Initiële knooppuntinstellingen configureren

In dit onderwerp wordt beschreven hoe u essentiële serverinstellingen configureert als onderdeel van het initiële installatieproces van Tableau Server.

Vereiste

Voordat u doorgaat met de procedures in dit onderwerp, moet u aan de volgende vereisten voldoen zoals beschreven in Tableau Server installeren en configureren:

Mogelijk moet u ook uw lokale firewall voor Tableau Server-verkeer configureren. Zie Lokale firewall configureren.

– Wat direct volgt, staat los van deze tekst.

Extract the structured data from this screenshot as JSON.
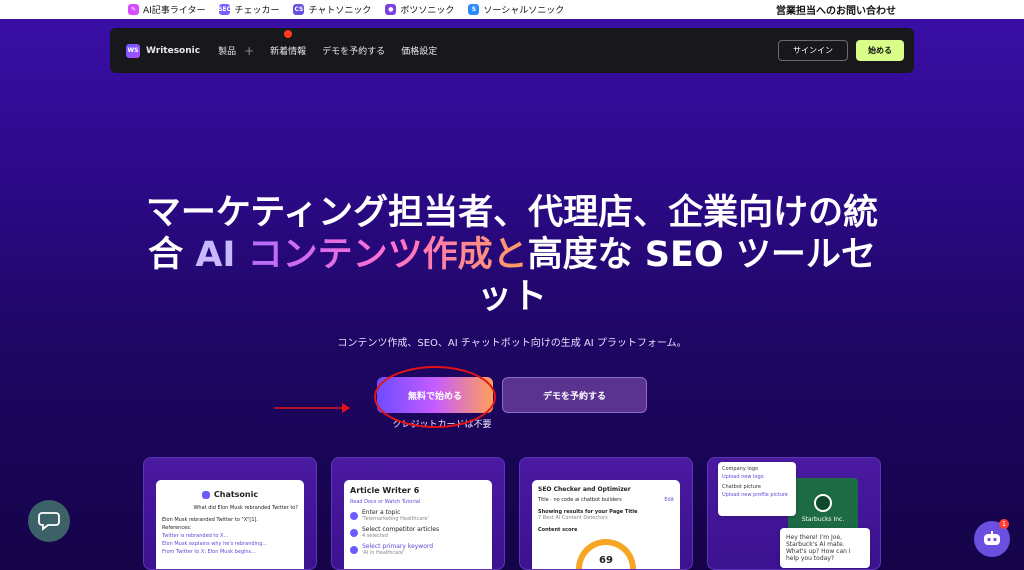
{
  "topbar": {
    "links": [
      {
        "label": "AI記事ライター",
        "icon": "article-writer-icon",
        "color": "#d64cff",
        "glyph": "✎"
      },
      {
        "label": "チェッカー",
        "icon": "seo-icon",
        "color": "#7b5cff",
        "glyph": "SEO"
      },
      {
        "label": "チャトソニック",
        "icon": "chatsonic-icon",
        "color": "#6a4fe0",
        "glyph": "CS"
      },
      {
        "label": "ボツソニック",
        "icon": "botsonic-icon",
        "color": "#7b3fe4",
        "glyph": "●"
      },
      {
        "label": "ソーシャルソニック",
        "icon": "socialsonic-icon",
        "color": "#2c8cff",
        "glyph": "S"
      }
    ],
    "contact": "営業担当へのお問い合わせ"
  },
  "nav": {
    "logo_mark": "WS",
    "logo_text": "Writesonic",
    "items": [
      "製品",
      "新着情報",
      "デモを予約する",
      "価格設定"
    ],
    "plus": "+",
    "signin": "サインイン",
    "start": "始める"
  },
  "hero": {
    "headline_part1": "マーケティング担当者、代理店、企業向けの統合 ",
    "headline_ai": "AI ",
    "headline_grad": "コンテンツ作成と",
    "headline_part2": "高度な SEO ツールセット",
    "subhead": "コンテンツ作成、SEO、AI チャットボット向けの生成 AI プラットフォーム。",
    "cta_free": "無料で始める",
    "cta_demo": "デモを予約する",
    "no_cc": "クレジットカードは不要"
  },
  "cards": {
    "chatsonic": {
      "title": "Chatsonic",
      "question": "What did Elon Musk rebranded Twitter to?",
      "answer": "Elon Musk rebranded Twitter to \"X\"[1].",
      "refs_label": "References:",
      "refs": [
        "Twitter is rebranded to X...",
        "Elon Musk explains why he's rebranding...",
        "From Twitter to X: Elon Musk begins..."
      ]
    },
    "article_writer": {
      "title": "Article Writer 6",
      "links": "Read Docs or Watch Tutorial",
      "steps": [
        {
          "label": "Enter a topic",
          "sub": "'Telemarketing Healthcare'"
        },
        {
          "label": "Select competitor articles",
          "sub": "4 selected"
        },
        {
          "label": "Select primary keyword",
          "sub": "'AI in Healthcare'"
        }
      ]
    },
    "seo_checker": {
      "title": "SEO Checker and Optimizer",
      "meta": "Title · no code ai chatbot builders",
      "edit": "Edit",
      "results_label": "Showing results for your Page Title",
      "results_sub": "7 Best AI Content Detectors",
      "score_label": "Content score",
      "score": "69"
    },
    "botsonic": {
      "company_logo": "Company logo",
      "upload_logo": "Upload new logo",
      "chatbot_picture": "Chatbot picture",
      "upload_picture": "Upload new profile picture",
      "brand": "Starbucks Inc.",
      "greeting": "Hey there! I'm Joe, Starbuck's AI mate. What's up? How can I help you today?"
    }
  },
  "widgets": {
    "chat_icon": "chat-bubble-icon",
    "bot_icon": "bot-icon",
    "bot_badge": "1"
  },
  "annotation": {
    "color": "#e41414"
  }
}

Nadat u Tableau Server hebt geactiveerd en geregistreerd, geeft het installatieprogramma de configuratiepagina weer.

Opmerking: als u Tableau Server moet configureren om verbinding te maken met een LDAP-directory die geen Active Directory is, moet u de TSM-CLI gebruiken.

Instellingen voor identiteitenarchief

U moet de identiteitenarchiefinstellingen voor de Tableau Server-computer configureren. Het identiteitenarchief beheert Tableau Server-accounts. U kunt het identiteitenarchief configureren om te synchroniseren met een externe directory (bijvoorbeeld OpenLDAP of Active Directory), of u kunt het identiteitenarchief configureren om accounts op Tableau Server te beheren en op te slaan. Als u een oplossing voor eenmalige aanmelding (OpenID, SAML, Kerberos, enz.) gaat gebruiken, bekijkt u de volgende onderwerpen voordat u het identiteitenarchief configureert:

Belangrijk: nadat u instellingen voor het identiteitenarchief hebt geconfigureerd en toegepast, kan dit niet meer worden gewijzigd.

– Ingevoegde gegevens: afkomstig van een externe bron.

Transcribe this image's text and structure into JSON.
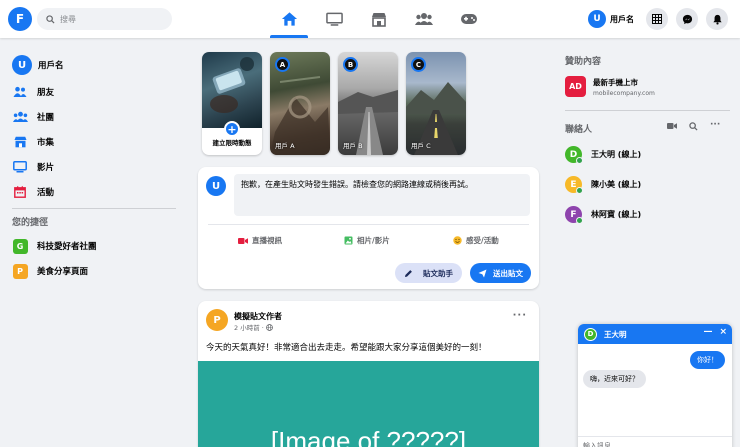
{
  "topbar": {
    "logo": "F",
    "search_placeholder": "搜尋",
    "nav": [
      "home-icon",
      "watch-icon",
      "marketplace-icon",
      "groups-icon",
      "gaming-icon"
    ],
    "user_initial": "U",
    "user_name": "用戶名",
    "right_icons": [
      "menu-grid-icon",
      "messenger-icon",
      "bell-icon"
    ],
    "accent": "#1877f2"
  },
  "sidebar": {
    "profile_initial": "U",
    "profile_name": "用戶名",
    "items": [
      {
        "label": "朋友",
        "icon": "friends-icon"
      },
      {
        "label": "社團",
        "icon": "groups-icon"
      },
      {
        "label": "市集",
        "icon": "marketplace-icon"
      },
      {
        "label": "影片",
        "icon": "watch-icon"
      },
      {
        "label": "活動",
        "icon": "calendar-icon"
      }
    ],
    "shortcuts_title": "您的捷徑",
    "shortcuts": [
      {
        "initial": "G",
        "label": "科技愛好者社團",
        "color": "#42b72a"
      },
      {
        "initial": "P",
        "label": "美食分享頁面",
        "color": "#f5a623"
      }
    ]
  },
  "stories": {
    "create_label": "建立限時動態",
    "items": [
      {
        "initial": "A",
        "name": "用戶 A"
      },
      {
        "initial": "B",
        "name": "用戶 B"
      },
      {
        "initial": "C",
        "name": "用戶 C"
      }
    ]
  },
  "composer": {
    "avatar_initial": "U",
    "error_text": "抱歉，在產生貼文時發生錯誤。請檢查您的網路連線或稍後再試。",
    "actions": [
      "直播視訊",
      "相片/影片",
      "感受/活動"
    ],
    "assist_label": "貼文助手",
    "send_label": "送出貼文"
  },
  "post": {
    "avatar_initial": "P",
    "author": "模擬貼文作者",
    "time": "2 小時前 ·",
    "more": "···",
    "body": "今天的天氣真好！非常適合出去走走。希望能跟大家分享這個美好的一刻！",
    "image_text": "[Image of ?????]"
  },
  "right": {
    "sponsored_title": "贊助內容",
    "ad_initials": "AD",
    "ad_title": "最新手機上市",
    "ad_domain": "mobilecompany.com",
    "contacts_title": "聯絡人",
    "contacts": [
      {
        "initial": "D",
        "name": "王大明 (線上)",
        "color": "#42b72a"
      },
      {
        "initial": "E",
        "name": "陳小美 (線上)",
        "color": "#f7b928"
      },
      {
        "initial": "F",
        "name": "林阿寶 (線上)",
        "color": "#8e44ad"
      }
    ]
  },
  "chat": {
    "initial": "D",
    "name": "王大明",
    "minimize": "—",
    "close": "×",
    "messages": [
      {
        "from": "me",
        "text": "你好！"
      },
      {
        "from": "them",
        "text": "嗨，近來可好？"
      }
    ],
    "input_placeholder": "輸入訊息..."
  }
}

Als u Active Directory selecteert, vult Tableau Server de Domein- en NetBIOS-velden in van de computer waarop u de configuratie uitvoert. In sommige gevallen geeft de configuratie deze kenmerken mogelijk niet weer. Zie Gebruikersbeheer in implementaties met externe identiteitenarchieven voor meer informatie over hoe Tableau Server verbinding maakt en communiceert met Active Directory.

Tableau Server vereist leestoegang tot Active Directory.

U kunt een eenvoudige binding of GSSAPI-binding gebruiken om Tableau Server bij Active Directory te verifiëren. Als Tableau Server toegang nodig heeft tot domeinen buiten het domein waarop u installeert, moet u dubbele bindingsaccounts maken. Zie Dubbele accounts voor binding voor domeinvertrouwen.

We raden u aan een versleuteld kanaal voor LDAP te configureren. Zie Versleuteld kanaal voor externe LDAP-identiteitenarchief configureren.

Eenvoudige LDAP-binding

Als u eenvoudige binding gebruikt om u bij Active Directory te verifiëren, voert u een domeinaccount en een wachtwoord in.

GSSAPI-LDAP-binding

Voor binding met GSSAPI kunt u binden met referenties of met een keytab-bestand. Als u een keytab-bestand gebruikt, raden we u aan voor de Tableau Server-service een specifieke keytab te maken. Zie De basisprincipes van keytab-vereisten.

Gateway-poort

De standaardpoort voor webtoegang tot Tableau Server (via HTTP) is poort 80. Als het installatieprogramma bepaalt dat poort 80 in gebruik is wanneer u Tableau Server voor het eerst installeert, wordt een alternatieve poort (bijvoorbeeld 8000) gebruikt en weergegeven in het vak Poortnummer.

Mogelijk moet u de poort wijzigen voor andere netwerkbehoeften. Als u bijvoorbeeld een hardwarefirewall of proxy voor de Tableau Server-host hebt staan, kan dit het uitvoeren van een back-endsysteem op poort 80 onwenselijk maken.

Productgebruiksdata

Tableau Server deelt standaard gebruiksdata met Tableau, waardoor we beter kunnen begrijpen hoe u onze producten gebruikt, we uw algehele ervaring kunnen verbeteren en we zeer intelligente functies kunnen bouwen die Tableau nog krachtiger maken.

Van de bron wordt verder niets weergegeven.